L’année 2018 sera-t-elle celle du combat contre la pollution plastique ? Les journées mondiales de l’environnement, ce 5 juin, et des océans, le 8 juin, ont en tout cas choisi de mettre en lumière cette problématique pour éveiller les consciences. Il faut dire que le phénomène prend de l’ampleur.
Le plastique, des rivières à l’océan
Les sociétés modernes consomment le plastique sans modération. Toutes les minutes, 1 million de bouteilles en plastique sont vendues dans le monde et on utilise 500 milliards de sacs plastiques tous les ans. Le plus grave étant que sur tous les produits fabriqués dans cette matière, plus de la moitié est à usage unique comme les pailles, les sacs, les emballages ou encore la vaisselle jetable. Or, le plastique le plus utilisé à l’heure actuelle est le plastique PET ou PETE, pour « Polyéthylène Terephthalate », un composé de polymères, des dérivés du pétrole.
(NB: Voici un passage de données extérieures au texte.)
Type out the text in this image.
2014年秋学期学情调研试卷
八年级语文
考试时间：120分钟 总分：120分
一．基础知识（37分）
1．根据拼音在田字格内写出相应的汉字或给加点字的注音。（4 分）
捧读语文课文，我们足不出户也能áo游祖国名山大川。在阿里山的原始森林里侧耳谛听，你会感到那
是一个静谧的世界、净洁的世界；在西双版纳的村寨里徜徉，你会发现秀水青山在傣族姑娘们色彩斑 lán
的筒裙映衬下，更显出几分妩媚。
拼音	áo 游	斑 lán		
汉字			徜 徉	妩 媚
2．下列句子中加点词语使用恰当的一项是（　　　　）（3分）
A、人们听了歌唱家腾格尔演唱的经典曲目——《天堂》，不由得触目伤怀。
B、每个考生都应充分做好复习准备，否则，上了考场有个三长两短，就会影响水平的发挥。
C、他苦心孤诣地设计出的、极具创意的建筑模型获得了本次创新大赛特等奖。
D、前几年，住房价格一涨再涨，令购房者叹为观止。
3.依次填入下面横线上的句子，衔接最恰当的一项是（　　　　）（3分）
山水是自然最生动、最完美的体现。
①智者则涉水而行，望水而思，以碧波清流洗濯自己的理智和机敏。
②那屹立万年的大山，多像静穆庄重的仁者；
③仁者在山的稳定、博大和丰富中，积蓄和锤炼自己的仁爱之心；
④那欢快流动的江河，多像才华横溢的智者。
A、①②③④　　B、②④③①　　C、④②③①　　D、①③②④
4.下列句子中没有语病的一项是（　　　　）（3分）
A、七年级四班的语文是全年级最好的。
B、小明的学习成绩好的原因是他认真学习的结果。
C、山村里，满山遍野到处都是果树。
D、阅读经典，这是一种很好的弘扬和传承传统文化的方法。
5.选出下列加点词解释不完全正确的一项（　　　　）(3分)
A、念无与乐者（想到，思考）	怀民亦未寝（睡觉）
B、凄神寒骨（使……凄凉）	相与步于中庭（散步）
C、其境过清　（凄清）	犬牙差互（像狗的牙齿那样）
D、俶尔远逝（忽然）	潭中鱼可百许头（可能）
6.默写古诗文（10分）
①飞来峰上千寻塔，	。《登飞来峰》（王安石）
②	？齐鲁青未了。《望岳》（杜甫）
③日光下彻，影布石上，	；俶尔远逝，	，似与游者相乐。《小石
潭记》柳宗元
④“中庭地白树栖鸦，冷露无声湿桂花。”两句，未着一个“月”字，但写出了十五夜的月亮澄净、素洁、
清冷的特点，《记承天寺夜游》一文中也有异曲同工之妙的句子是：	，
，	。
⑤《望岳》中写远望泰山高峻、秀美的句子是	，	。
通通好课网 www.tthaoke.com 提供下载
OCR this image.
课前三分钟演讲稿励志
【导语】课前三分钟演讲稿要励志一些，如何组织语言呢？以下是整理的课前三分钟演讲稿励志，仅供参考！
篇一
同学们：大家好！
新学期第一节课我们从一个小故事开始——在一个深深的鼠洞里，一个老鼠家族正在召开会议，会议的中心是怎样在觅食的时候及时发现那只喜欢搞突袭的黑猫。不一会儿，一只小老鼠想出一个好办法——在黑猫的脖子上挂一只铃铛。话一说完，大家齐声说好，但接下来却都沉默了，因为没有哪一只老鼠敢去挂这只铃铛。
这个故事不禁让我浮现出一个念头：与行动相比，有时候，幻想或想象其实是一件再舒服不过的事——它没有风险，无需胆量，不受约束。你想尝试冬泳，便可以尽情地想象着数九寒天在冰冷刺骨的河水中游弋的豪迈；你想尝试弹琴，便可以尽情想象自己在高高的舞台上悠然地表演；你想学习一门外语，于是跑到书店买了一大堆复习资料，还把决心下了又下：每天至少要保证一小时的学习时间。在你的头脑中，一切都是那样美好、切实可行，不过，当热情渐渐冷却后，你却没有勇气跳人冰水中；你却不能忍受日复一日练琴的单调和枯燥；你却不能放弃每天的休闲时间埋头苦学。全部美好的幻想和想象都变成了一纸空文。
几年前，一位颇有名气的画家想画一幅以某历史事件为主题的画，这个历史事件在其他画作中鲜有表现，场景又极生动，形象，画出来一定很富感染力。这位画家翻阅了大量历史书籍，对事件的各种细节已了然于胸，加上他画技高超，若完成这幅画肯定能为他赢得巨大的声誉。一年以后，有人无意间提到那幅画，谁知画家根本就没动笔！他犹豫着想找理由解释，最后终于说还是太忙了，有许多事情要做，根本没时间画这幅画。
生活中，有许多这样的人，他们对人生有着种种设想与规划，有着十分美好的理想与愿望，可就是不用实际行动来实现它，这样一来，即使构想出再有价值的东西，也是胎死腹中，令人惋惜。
C’est le plastique de nos bouteilles de sodas et d’eau minérale par exemple. Bien que recyclable, ce plastique termine trop rarement dans un centre de tri mais plutôt dans la nature et, de plus en plus, dans les océans. Laissés dans la nature ou déversés directement dans les cours d’eau, ces déchets sont charriés par les pluies et les courants jusqu’aux rivières puis aux fleuves et terminent leur course en toute logique dans l’océan. Là, une bouteille met en moyenne 400 ans à se décomposer en particules tout aussi nocives pour la biodiversité.
Huit millions de tonnes de plastiques sont déversées chaque année aux quatre coins du monde toutefois, cinq pays sont responsables de 60% des déchets océaniques (cf, infographie ci-dessous). Aujourd’hui, on estime que 150 millions de tonnes de déchets plastiques flottent dans les océans et, que si rien ne change, il y aura plus de plastiques que de poissons d’ici 2050.
Le microplastique, un fléau irréversible
Même dégradés, les déchets plastiques restent une menace pour la faune marine. En effet, ils se décomposent en petites particules de moins de 5 mm que l’on appelle « microplastiques ». Ces débris restent en suspension dans l’eau et sont souvent ingérés par des poissons qui les confondent avec du plancton. Une étude publiée en 2014 révèle qu’il en existerait déjà plus de 5 000 milliards dans les océans. Et le danger ne s’arrête pas là puisque sous les effets du soleil et des rayons UV combinés à l’oxygène, le microplastique se dégrade en particules encore plus petites, invisibles à l’œil nu, et dont on a ignoré l’existence pendant longtemps. Un seul débris de microplastique peut produire plusieurs centaines de milliards de nanoparticules, c’est dire leur nombre dans l’océan !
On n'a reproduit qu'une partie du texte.